If you thought all teachers have it bad, take a look at the ridiculousness that is Physical Education. The current P.E. teacher for my Small Learning Community has classes exponentially larger than his indoor peers. Just try providing a meaningful learning experience to a class that is 108 students large (actual class size for a current P.E. class). On top of this, be aware of the other P.E. classes of equal size congregating in one of the dilapidated gyms or on the asphalt or field. Arm this overwhelmingly large body of 9th and 10th graders with soccer and basketballs and imagine the ensuing chaos.

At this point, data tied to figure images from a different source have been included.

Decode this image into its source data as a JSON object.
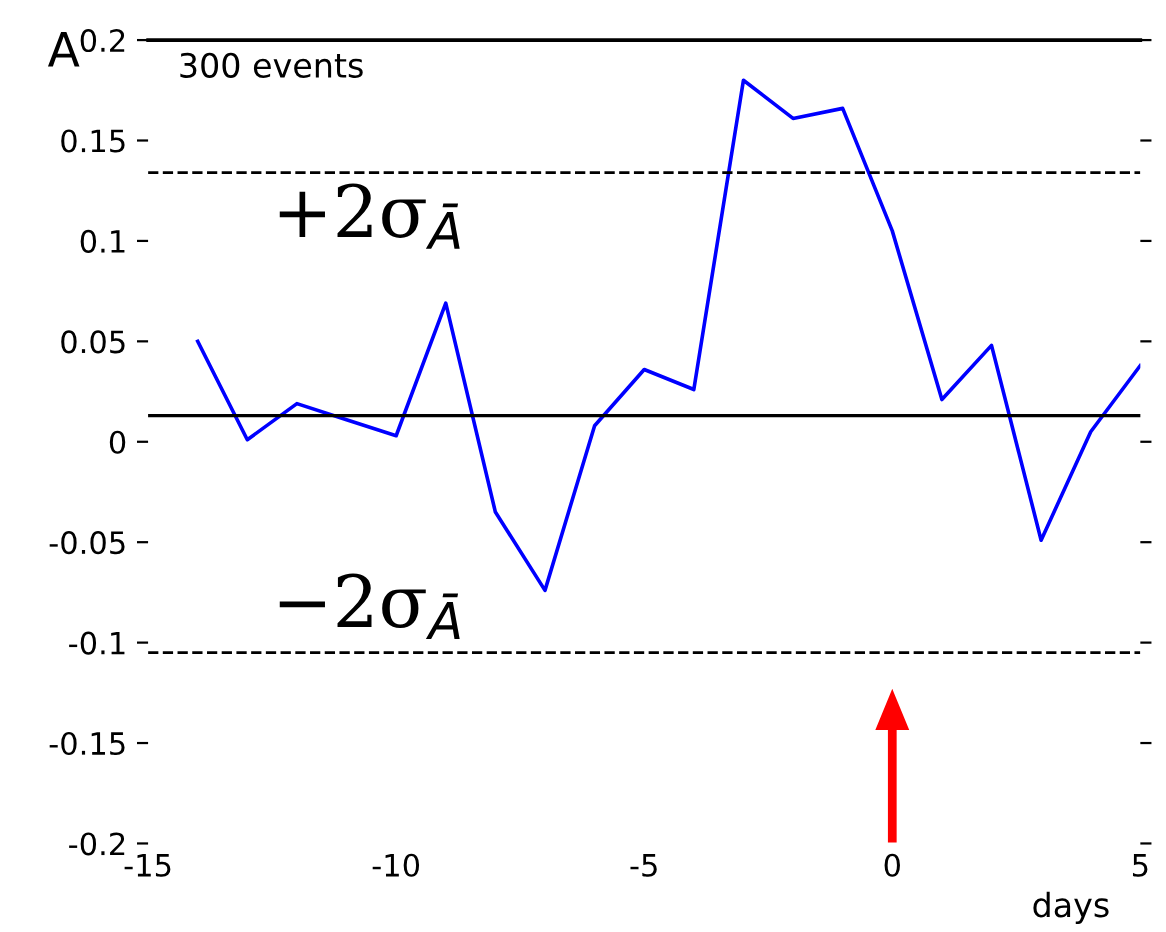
{
  "chart_data": {
    "type": "line",
    "ylabel": "A",
    "xlabel": "days",
    "x": [
      -14,
      -13,
      -12,
      -11,
      -10,
      -9,
      -8,
      -7,
      -6,
      -5,
      -4,
      -3,
      -2,
      -1,
      0,
      1,
      2,
      3,
      4,
      5
    ],
    "series": [
      {
        "color": "#0000ff",
        "values": [
          0.05,
          0.001,
          0.019,
          0.011,
          0.003,
          0.069,
          -0.035,
          -0.074,
          0.008,
          0.036,
          0.026,
          0.18,
          0.161,
          0.166,
          0.105,
          0.021,
          0.048,
          -0.049,
          0.005,
          0.038
        ]
      }
    ],
    "xlim": [
      -15,
      5
    ],
    "ylim": [
      -0.2,
      0.2
    ],
    "xticks": [
      {
        "value": -15,
        "label": "-15"
      },
      {
        "value": -10,
        "label": "-10"
      },
      {
        "value": -5,
        "label": "-5"
      },
      0,
      5
    ],
    "yticks": [
      {
        "value": -0.2,
        "label": "-0.2"
      },
      {
        "value": -0.15,
        "label": "-0.15"
      },
      {
        "value": -0.1,
        "label": "-0.1"
      },
      {
        "value": -0.05,
        "label": "-0.05"
      },
      0,
      0.05,
      0.1,
      0.15,
      0.2
    ],
    "ref_lines": [
      {
        "axis": "y",
        "value": 0.013,
        "color": "#000000",
        "line_style": "solid"
      },
      {
        "axis": "y",
        "value": 0.134,
        "label": "+2σ$_{Ā}$",
        "color": "#000000",
        "line_style": "dashed"
      },
      {
        "axis": "y",
        "value": -0.105,
        "label": "−2σ$_{Ā}$",
        "color": "#000000",
        "line_style": "dashed"
      }
    ],
    "annotations": [
      "300 events"
    ],
    "grid": false,
    "legend": false,
    "marker": "none",
    "line_style": "solid"
  }
}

Sounds bad? That’s not even the half of it. The real problem right now is the number of ditchers. Because there are so many kids in the P.E. area it’s prime ditching real estate – most teachers don’t know who their students are (their rosters are several pages long) and it’s an all too easy task of simply blending in. On a random day our P.E. teacher did a count of students that were ditching and acting as a part of his class. Final count? 66! We’re now talking about upwards of 200 students per teacher (ten times the size of a freshman English class)! Additionally, though I don’t understand the reasons (probably under the auspices of “campus safety”) our school locks the P.E. area once classes are in session each day. You have this gigantic mob of students not getting exercise done, you have the ditching riff raff (usually a mish mash of honeymoon couples looking for a place to make out, taggers, crew members, and generally disenfranchised members of our campus), a few burnt out teachers, and a couple of shifty-eyed security guards clutching radios for backup at a moment’s notice. The situation seems not only like a waste of time (considering that students are required to take two years of P.E. – we are concerned about the student’s health, after all), but a situation full of dangerous potential.
This isn’t physical education. This is a holding pen for our youth.
So…. The question now is does JROTC (which is a replacement elective for P.E.) serve a better propose? Instead of kids in a holding cell… i mean pen… in the “yard” you have students in a classroom learning whatever one learns in JROTC (to be discussed later) and doing P.T (Physical Training as the military calls it) that involves actual exercise. Which is better? From what I’ve observed, you have kids that are known by the instructors and who know each other, and the class sizes are nowhere near the stress of those in P.E. Again, outsider looking in, but less of an outsider than I was a few months ago.